Grayson Perry has said he doesn’t “really mind” if his work is used to train AI models, adding that throughout his entire career he had been “ripping off” others.
Speaking at the Charleston literature festival, held on the grounds of the former home of the Bloomsbury Group artists Vanessa Bell and Duncan Grant, the artist jokingly referred to himself as “the world champion of cultural appropriation”.
“I’ve never worried about if anyone wants to use my work in a lecture or whatever they want to do with it,” he said. Nor does he expect any money from those uses – partly because much of his work’s value comes from it being “physical” and “often unique”.
However, the Turner prize-winning artist added that he was in “a luxurious position, being well-known”. He said he had never tried asking AI to make an image in the style of Grayson Perry.
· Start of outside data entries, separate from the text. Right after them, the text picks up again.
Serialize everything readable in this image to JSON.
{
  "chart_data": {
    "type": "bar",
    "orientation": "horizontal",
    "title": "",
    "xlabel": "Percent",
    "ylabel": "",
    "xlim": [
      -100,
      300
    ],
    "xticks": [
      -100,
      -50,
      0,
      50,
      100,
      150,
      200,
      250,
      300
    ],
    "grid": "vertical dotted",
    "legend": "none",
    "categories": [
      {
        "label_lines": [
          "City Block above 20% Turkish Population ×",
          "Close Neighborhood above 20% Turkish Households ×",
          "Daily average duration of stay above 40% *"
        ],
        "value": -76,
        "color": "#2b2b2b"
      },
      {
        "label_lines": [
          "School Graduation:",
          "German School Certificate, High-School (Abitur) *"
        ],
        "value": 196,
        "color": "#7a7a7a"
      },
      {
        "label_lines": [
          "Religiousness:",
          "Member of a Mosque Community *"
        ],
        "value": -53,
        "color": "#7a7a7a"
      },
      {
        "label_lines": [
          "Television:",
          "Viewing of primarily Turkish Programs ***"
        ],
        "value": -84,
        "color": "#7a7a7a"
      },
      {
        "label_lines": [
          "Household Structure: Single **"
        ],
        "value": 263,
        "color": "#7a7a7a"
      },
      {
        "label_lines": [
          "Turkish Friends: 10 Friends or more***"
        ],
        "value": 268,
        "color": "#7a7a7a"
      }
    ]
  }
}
“Maybe I should ask that, that would be interesting,” he said. “Maybe I’ll get cross then, maybe I’ll be immediately signing a letter.”
The 65-year-old said he had been “tinkering” with AI, and his latest exhibition, Delusions of Grandeur at the Wallace Collection, includes AI-generated self-portraits. “My experience of AI is that it’s not that good yet, so don’t worry,” he said, adding that he was “not sure” if the models would ever become “amazingly creative”.
But he does think AI is “going to do all the mediocre stuff” in the future. “If you’re a birthday card designer, you’re fucked.”
Perry said he had recently used an AI tool and prompted it to create simply “an artwork”. The result showed a canvas that “looked like someone had just put all the colours on there”, he said. “I thought it was the perfect metaphor for what the internet does. It smooshes everything together into a bland paste. It does that with all culture.”
He said AI art “went through this brilliant phase” when it tended to have a hallucinatory, “surreal, nice, interesting” quality to it. Now, though, AI had become “almost too good”, the artist said, describing it as being like “a very, very pedantic 14-year-old” that says: “Look at me, I can do a very realistic drawing”!
Perry also said he believed “narrative is the most potent form of human art” – which is why he creates characters for himself – Claire, Alan Measles and most recently his alter ego “Shirley Smith”, who features as the “artist” behind his Wallace Collection works.
He said he was “a bit envious” of artists of the past who “had religion” linked to “stories that everybody understood”, which they could reference in their work.
Though he is “not spiritual”, he said he loved the idea of religion. “Spirituality has a relationship to religion like creativity has a relationship to art,” he said, adding that in both cases he was more interested in something definite than “vague thoughts” or “fuzzy woo woo”.